Monday, March 10, 2008

Thomas Mann - Death In Venice

Quite by chance, I stumbled upon a paperback biography of Thomas Mann, on sale for $1. The biographer, Richard Winston, passed away at a tragically young age, before he could finish the biography (which ends with a chapter on the writing of Death In Venice.)

The amazing thing is that Thomas Mann actually went on a vacation to Venice with his family, and actually had many of the experiences which he later wove into the novella. Thomas Mann himself acknowledged this fact. And, ten years after Mann's death, a translator interviewed the actual person whom Mann had seen as the "beautiful young boy." Mann, and all the other tourists actually fled Venice because of an epidemic. The composer, Mahler, a friend of Mann, had just died, and Thomas Mann modeled the character, Gustave Aschenbach, after Mahler.

I forget whether it was in high school or college that I was required to read Death In Venice, but I remember being quite impressed with it. Little did I guess that so much of the story was real-life events which Mann simply re-arranged and embellished.



I in no way mean to denigrate or demean Thomas Mann's artistic ability by stating the historical fact that Thomas Mann himself, in his memoirs, letters and conversations, asseverates that the material for Death in Venice was "handed to him on a platter", as it were, and he merely had to re-arrange it. I simply state this as something of surprise, since all my life I had presumed that the entire story was the product of Mann's imagination. I was even more surprised to learn that, 10 years after Mann's death, an old man in Poland was discovered and interviewed and confirmed to be that beautiful young boy whom Mann used as a model for the story. That fellow even stated that, during their vacation, he remembered an man (Thomas Mann), staring at him from the porch of a bungalow each day.

Mann's one biographer (cited above), quotes Mann at some length regarding the notion of a novelist "gathering material" from real life, as fodder for his fiction. Mann's fictionalization of real people and events even becomes a sore-spot with some of his acquaintances.

I do not feel that totally fictionalized works demonstrate greater artistic ability than works which draw upon actual historical events.

I am reminded of one argument that Hemingway's "Farewell To Arms", is a re-write of his failed affair with a nurse. In real life, she dumped Hemingway. In the novel, Hemingway gets her pregnant and she dies professing her love for him.

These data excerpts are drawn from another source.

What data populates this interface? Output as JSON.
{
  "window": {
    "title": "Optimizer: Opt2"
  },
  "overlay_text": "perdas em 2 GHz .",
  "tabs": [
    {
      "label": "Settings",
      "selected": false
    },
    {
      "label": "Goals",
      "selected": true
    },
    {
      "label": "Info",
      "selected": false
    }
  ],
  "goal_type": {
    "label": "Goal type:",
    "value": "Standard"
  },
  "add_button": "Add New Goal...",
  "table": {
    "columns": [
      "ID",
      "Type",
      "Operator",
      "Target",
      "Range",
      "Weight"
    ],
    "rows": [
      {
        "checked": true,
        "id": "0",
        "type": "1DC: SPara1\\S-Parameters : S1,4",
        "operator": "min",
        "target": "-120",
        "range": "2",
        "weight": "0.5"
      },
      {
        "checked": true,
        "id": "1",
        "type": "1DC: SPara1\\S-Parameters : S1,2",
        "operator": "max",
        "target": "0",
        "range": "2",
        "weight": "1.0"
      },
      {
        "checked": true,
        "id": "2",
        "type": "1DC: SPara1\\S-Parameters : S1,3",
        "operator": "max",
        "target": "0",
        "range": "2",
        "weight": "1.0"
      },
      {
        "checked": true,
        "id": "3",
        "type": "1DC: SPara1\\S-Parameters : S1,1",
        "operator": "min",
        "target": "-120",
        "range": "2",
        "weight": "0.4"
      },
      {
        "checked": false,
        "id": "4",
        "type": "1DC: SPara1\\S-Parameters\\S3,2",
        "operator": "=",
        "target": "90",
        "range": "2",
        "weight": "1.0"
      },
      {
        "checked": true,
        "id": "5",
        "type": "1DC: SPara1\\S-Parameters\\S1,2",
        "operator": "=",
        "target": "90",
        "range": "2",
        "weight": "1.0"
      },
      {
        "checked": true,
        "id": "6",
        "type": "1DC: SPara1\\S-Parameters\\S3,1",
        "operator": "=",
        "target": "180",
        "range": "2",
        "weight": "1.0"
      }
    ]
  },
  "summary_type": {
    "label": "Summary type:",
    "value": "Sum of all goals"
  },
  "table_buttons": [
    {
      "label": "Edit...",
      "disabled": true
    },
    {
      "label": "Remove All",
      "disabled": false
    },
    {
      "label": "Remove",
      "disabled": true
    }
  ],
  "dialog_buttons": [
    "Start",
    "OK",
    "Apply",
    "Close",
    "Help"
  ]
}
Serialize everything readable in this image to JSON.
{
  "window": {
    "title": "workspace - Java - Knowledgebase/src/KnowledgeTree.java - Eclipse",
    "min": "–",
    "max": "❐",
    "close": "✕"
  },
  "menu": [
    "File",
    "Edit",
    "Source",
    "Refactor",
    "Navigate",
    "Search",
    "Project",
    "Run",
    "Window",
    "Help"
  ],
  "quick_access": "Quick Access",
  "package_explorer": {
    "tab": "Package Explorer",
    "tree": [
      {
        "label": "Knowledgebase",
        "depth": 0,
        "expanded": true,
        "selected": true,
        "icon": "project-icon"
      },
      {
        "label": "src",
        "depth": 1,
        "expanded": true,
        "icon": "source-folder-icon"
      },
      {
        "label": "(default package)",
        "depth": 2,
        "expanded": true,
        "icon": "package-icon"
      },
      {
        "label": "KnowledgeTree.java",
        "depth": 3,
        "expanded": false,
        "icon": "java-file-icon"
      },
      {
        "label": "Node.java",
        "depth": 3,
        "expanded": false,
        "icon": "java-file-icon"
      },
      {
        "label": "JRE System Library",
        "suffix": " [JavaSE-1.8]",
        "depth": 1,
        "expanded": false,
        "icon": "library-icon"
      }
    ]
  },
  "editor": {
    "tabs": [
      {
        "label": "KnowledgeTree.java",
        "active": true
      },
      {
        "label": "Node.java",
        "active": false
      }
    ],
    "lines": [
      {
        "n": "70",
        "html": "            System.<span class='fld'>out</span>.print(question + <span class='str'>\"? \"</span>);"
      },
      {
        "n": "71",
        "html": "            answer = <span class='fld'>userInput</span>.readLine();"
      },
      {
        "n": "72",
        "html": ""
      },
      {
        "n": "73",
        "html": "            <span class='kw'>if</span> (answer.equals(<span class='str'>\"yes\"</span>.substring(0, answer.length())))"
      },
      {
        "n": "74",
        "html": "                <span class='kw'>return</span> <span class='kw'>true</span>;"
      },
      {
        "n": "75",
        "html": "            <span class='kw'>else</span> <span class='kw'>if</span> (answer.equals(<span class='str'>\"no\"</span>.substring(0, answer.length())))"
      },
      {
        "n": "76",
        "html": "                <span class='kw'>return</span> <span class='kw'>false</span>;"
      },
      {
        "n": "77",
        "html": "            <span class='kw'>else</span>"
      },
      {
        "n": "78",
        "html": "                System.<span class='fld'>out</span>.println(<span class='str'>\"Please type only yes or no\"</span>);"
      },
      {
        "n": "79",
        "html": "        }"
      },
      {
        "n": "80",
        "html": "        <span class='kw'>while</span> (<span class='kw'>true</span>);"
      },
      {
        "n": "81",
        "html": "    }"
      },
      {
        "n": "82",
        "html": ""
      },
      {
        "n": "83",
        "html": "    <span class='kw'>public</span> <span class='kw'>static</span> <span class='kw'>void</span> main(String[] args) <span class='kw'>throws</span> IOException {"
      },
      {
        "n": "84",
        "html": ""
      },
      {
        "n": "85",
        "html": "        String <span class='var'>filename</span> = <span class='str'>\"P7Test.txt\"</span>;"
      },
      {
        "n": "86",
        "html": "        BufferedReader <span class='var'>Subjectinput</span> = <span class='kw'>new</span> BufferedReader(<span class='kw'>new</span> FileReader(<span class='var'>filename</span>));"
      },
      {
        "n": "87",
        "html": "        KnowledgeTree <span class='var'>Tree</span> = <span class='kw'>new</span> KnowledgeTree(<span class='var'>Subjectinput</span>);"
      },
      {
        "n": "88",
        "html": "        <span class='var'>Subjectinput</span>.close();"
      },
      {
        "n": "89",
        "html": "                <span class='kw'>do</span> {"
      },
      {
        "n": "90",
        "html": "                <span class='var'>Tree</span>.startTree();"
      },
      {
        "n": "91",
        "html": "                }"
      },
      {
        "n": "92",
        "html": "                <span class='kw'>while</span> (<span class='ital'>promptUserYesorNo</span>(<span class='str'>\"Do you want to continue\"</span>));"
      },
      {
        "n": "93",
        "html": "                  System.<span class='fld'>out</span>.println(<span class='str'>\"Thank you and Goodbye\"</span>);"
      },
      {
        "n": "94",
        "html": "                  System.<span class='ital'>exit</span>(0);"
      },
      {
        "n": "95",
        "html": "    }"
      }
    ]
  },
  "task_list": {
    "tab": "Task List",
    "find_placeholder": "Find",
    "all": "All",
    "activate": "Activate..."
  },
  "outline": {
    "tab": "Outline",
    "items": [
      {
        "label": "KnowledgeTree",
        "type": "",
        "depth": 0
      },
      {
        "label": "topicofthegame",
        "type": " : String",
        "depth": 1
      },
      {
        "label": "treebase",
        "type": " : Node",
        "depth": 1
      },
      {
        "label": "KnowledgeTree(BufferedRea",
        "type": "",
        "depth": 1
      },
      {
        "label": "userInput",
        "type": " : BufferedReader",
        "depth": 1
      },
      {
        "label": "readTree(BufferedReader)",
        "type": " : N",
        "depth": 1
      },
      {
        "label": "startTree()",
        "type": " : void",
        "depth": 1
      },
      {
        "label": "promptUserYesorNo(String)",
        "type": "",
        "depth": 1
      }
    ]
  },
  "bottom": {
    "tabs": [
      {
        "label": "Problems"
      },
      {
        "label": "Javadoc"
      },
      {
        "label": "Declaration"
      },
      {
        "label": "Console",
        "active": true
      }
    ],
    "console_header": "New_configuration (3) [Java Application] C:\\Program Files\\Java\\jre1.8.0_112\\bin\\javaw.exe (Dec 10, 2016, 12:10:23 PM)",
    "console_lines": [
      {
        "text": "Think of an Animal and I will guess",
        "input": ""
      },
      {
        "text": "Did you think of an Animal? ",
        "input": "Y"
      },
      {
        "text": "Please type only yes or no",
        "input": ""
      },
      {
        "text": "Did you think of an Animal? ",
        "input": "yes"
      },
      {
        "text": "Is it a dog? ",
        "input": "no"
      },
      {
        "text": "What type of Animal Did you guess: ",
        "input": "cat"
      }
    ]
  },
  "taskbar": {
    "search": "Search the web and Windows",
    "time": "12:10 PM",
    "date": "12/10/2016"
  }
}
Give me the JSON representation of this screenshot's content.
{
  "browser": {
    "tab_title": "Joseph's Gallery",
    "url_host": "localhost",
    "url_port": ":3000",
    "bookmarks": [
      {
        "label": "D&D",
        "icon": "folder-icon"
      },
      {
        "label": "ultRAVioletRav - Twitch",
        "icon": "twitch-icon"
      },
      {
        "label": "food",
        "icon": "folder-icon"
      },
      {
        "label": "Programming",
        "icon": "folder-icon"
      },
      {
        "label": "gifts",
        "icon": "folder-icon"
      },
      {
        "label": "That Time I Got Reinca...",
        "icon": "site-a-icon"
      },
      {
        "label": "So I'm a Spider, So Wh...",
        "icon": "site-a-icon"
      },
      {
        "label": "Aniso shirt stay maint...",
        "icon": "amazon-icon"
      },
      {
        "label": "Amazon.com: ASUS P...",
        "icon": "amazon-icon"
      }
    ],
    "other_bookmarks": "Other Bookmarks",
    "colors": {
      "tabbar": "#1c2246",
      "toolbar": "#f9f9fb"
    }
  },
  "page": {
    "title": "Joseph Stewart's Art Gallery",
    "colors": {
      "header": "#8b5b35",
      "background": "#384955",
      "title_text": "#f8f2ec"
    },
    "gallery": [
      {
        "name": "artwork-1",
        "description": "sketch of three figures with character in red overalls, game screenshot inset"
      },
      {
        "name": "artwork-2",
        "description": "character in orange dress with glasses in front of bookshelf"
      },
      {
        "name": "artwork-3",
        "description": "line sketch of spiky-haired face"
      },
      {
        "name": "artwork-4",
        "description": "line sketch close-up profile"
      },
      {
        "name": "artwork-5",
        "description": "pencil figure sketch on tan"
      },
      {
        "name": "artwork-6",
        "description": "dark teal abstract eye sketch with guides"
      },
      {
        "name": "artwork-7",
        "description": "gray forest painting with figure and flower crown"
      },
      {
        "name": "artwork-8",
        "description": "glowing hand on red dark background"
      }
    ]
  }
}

I suppose what might be explored, is the controversy between the intentional action of the artist, in crafting symbolism, or innuendo, or psycho dynamics into the work, versus the action of the author's subconscious, to color the narrative with something more profound, and all of that versus the notion that the reader's subconscious projects something into the material.




Kyle replies:

This is very interesting because in the film by visconti, much of Mahler's music is used. visconti's film, death in Venice, is almost just as good as mann's story. yes, death in Venice, is a very strong story. very intense and is not surprising that mann experienced much of the events. also think of how risky it would have been to write such a story in 1911. i did once read a small review of the book that was written in 1911 and of course it was scathing, mostly because of its views, not because of its literary merit. i can't remember if i read it in German or not. Mann remains one of my favorite authors, and the magic mountain and doctor Faustus are some of the best books in the 20th century. also i highly recommend reading the Goethe chapter in Lotte in Weimar. Mann does a brilliant stream of conscious of Goethe's mind for about 30 or 40 pages. it is probably better than the last chapter in joyce's Ulysses.